Le calcul du manque à gagner est simple. Chaque tonne de déchets produit environ 25% de RDF. Donc sur 10 millions de tonnes produites, le Maroc peut générer 2,5 millions de tonnes de RDF soit l’équivalent 1,25 million de tonnes de charbon ou de coke de pétrole. Le manque a gagné, tenant compte que le prix à la tonne de coke de pétrole est de minimum 100 dollars/tonne, est estimé à 125 millions de dollars par an de devis que le Maroc peut économiser.
Qu’est-ce qui explique qu’en dépit de ce fort potentiel les investisseurs ne s’intéressent toujours pas à ce secteur ?
C’est une question de coût.
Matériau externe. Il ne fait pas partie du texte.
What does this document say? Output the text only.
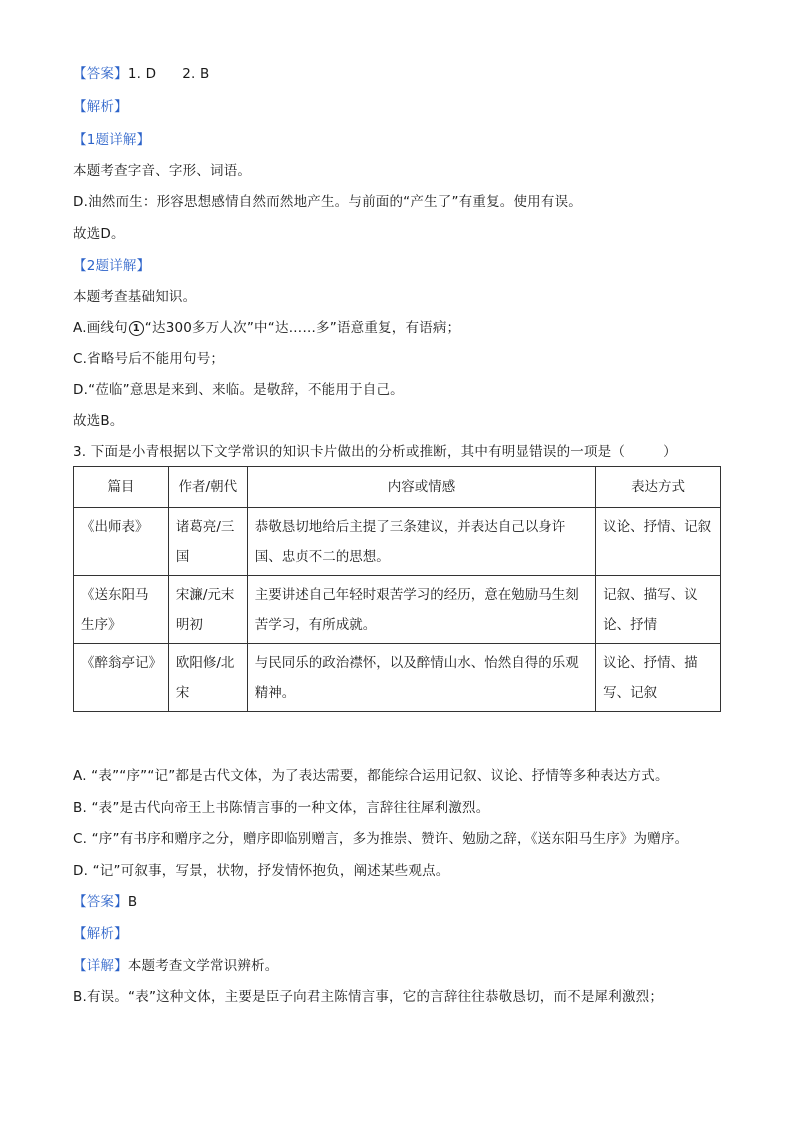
【答案】1. D 2. B
【解析】
【1题详解】
本题考查字音、字形、词语。
D.油然而生：形容思想感情自然而然地产生。与前面的“产生了”有重复。使用有误。
故选D。
【2题详解】
本题考查基础知识。
A.画线句 1 “达300多万人次”中“达……多”语意重复，有语病；
C.省略号后不能用句号；
D.“莅临”意思是来到、来临。是敬辞，不能用于自己。
故选B。
3. 下面是小青根据以下文学常识的知识卡片做出的分析或推断，其中有明显错误的一项是（	）
篇目	作者/朝代	内容或情感	表达方式
《出师表》	诸葛亮/三国	恭敬恳切地给后主提了三条建议，并表达自己以身许国、忠贞不二的思想。	议论、抒情、记叙
《送东阳马生序》	宋濂/元末明初	主要讲述自己年轻时艰苦学习的经历，意在勉励马生刻苦学习，有所成就。	记叙、描写、议论、抒情
《醉翁亭记》	欧阳修/北宋	与民同乐的政治襟怀，以及醉情山水、怡然自得的乐观精神。	议论、抒情、描写、记叙
A. “表”“序”“记”都是古代文体，为了表达需要，都能综合运用记叙、议论、抒情等多种表达方式。
B. “表”是古代向帝王上书陈情言事的一种文体，言辞往往犀利激烈。
C. “序”有书序和赠序之分，赠序即临别赠言，多为推崇、赞许、勉励之辞，《送东阳马生序》为赠序。
D. “记”可叙事，写景，状物，抒发情怀抱负，阐述某些观点。
【答案】B
【解析】
【详解】本题考查文学常识辨析。
B.有误。“表”这种文体，主要是臣子向君主陈情言事，它的言辞往往恭敬恳切，而不是犀利激烈；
Les investissements pour le traitement et la valorisation des déchets se chiffrent en milliards de DH. Le coût des investissements pour la décharge de Mediouna est estimé entre 6 et 7 Mds de DH. Donc, à quel prix faut-il vendre le RDF pour rentabiliser l’investissement ?
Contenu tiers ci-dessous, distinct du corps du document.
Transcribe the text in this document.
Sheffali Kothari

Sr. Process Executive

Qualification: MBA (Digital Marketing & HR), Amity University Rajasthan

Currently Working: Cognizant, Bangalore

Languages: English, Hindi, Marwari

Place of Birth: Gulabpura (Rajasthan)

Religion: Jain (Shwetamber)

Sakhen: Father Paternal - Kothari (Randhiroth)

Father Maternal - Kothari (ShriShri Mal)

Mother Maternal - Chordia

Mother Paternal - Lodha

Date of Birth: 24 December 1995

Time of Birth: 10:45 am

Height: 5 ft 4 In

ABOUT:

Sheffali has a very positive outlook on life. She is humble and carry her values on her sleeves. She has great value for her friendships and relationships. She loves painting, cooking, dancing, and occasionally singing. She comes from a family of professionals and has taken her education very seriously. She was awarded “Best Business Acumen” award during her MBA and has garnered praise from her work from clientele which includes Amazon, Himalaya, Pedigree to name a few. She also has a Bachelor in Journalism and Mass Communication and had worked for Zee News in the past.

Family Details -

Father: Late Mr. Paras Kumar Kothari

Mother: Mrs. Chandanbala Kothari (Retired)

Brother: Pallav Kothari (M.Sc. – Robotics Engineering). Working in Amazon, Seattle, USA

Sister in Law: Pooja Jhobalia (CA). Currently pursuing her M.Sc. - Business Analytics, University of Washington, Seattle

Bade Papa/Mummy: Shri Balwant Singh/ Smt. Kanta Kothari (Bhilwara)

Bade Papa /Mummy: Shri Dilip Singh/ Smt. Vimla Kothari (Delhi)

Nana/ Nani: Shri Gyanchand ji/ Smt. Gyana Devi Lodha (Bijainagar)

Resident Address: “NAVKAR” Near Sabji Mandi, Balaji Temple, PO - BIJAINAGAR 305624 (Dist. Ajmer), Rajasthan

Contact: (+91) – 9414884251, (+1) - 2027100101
La question est de savoir qui va supporter le coût de la collecte et de la valorisation des déchets ménagers de manière durable. L’industriel de RDF a besoin, indépendamment du coût de la collecte, entre 300 jusqu’à 1.000 DH/tonne selon la technique utilisée. D’autant plus, l’industriel est en concurrence avec l’énergie fossile. Le prix maximum qu’il peut récolter est 100 dollars/tonne.
Le prix à la sortie n’est donc pas suffisamment attractif. Raison pour laquelle, tous les pays qui ont réussi le traitement de leurs déchets, injectent des subventions.
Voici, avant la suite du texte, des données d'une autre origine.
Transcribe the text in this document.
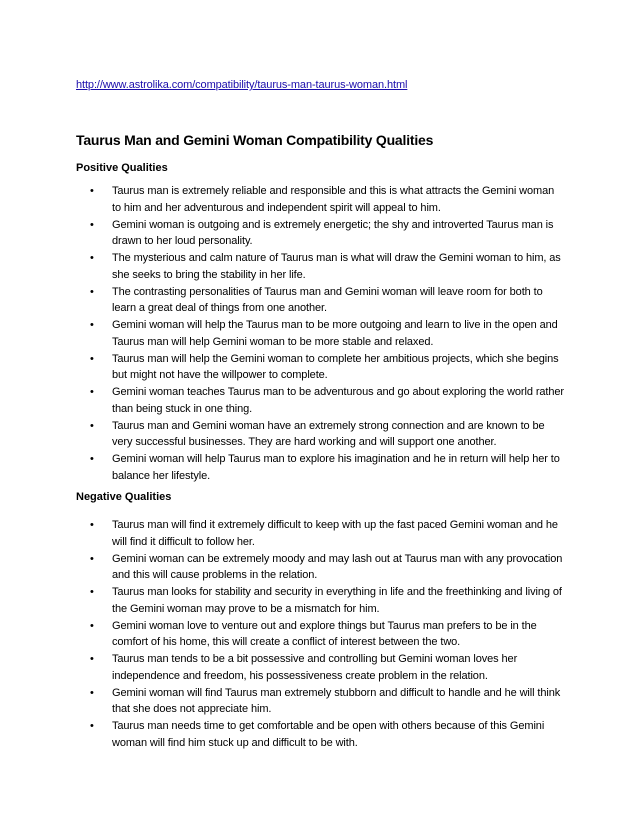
http://www.astrolika.com/compatibility/taurus-man-taurus-woman.html
Taurus Man and Gemini Woman Compatibility Qualities
Positive Qualities
• Taurus man is extremely reliable and responsible and this is what attracts the Gemini woman to him and her adventurous and independent spirit will appeal to him.
• Gemini woman is outgoing and is extremely energetic; the shy and introverted Taurus man is drawn to her loud personality.
• The mysterious and calm nature of Taurus man is what will draw the Gemini woman to him, as she seeks to bring the stability in her life.
• The contrasting personalities of Taurus man and Gemini woman will leave room for both to learn a great deal of things from one another.
• Gemini woman will help the Taurus man to be more outgoing and learn to live in the open and Taurus man will help Gemini woman to be more stable and relaxed.
• Taurus man will help the Gemini woman to complete her ambitious projects, which she begins but might not have the willpower to complete.
• Gemini woman teaches Taurus man to be adventurous and go about exploring the world rather than being stuck in one thing.
• Taurus man and Gemini woman have an extremely strong connection and are known to be very successful businesses. They are hard working and will support one another.
• Gemini woman will help Taurus man to explore his imagination and he in return will help her to balance her lifestyle.
Negative Qualities
• Taurus man will find it extremely difficult to keep with up the fast paced Gemini woman and he will find it difficult to follow her.
• Gemini woman can be extremely moody and may lash out at Taurus man with any provocation and this will cause problems in the relation.
• Taurus man looks for stability and security in everything in life and the freethinking and living of the Gemini woman may prove to be a mismatch for him.
• Gemini woman love to venture out and explore things but Taurus man prefers to be in the comfort of his home, this will create a conflict of interest between the two.
• Taurus man tends to be a bit possessive and controlling but Gemini woman loves her independence and freedom, his possessiveness create problem in the relation.
• Gemini woman will find Taurus man extremely stubborn and difficult to handle and he will think that she does not appreciate him.
• Taurus man needs time to get comfortable and be open with others because of this Gemini woman will find him stuck up and difficult to be with.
L’enjeu aujourd’hui est de trouver un équilibre entre les différentes composantes de la société à savoir l’Etat, les communes, les industriels ainsi que les citoyens. Il y a une régulation à faire qui doit comprendre plusieurs composantes notamment l’intérêt de produire localement l’énergie au lieu de l’importer, la responsabilité des producteurs…
Qu’en est-il de la réglementation ? Encourage-t-elle l’investissement dans ce secteur ?
Il y a encore beaucoup à faire sur le plan réglementaire. Le modèle actuel de gestion des déchets est celui de l’enfouissement. Or, de plus en plus, les communes se confronteront aux problèmes de foncier aussi bien par rapport à la disponibilité que du prix. Ni l’Etat ni les particuliers ne vont brader le prix de leur foncier pour y mettre une décharge. C’est pourquoi, il faut réfléchir à de nouveaux modèles de gestion de déchets notamment par la valorisation.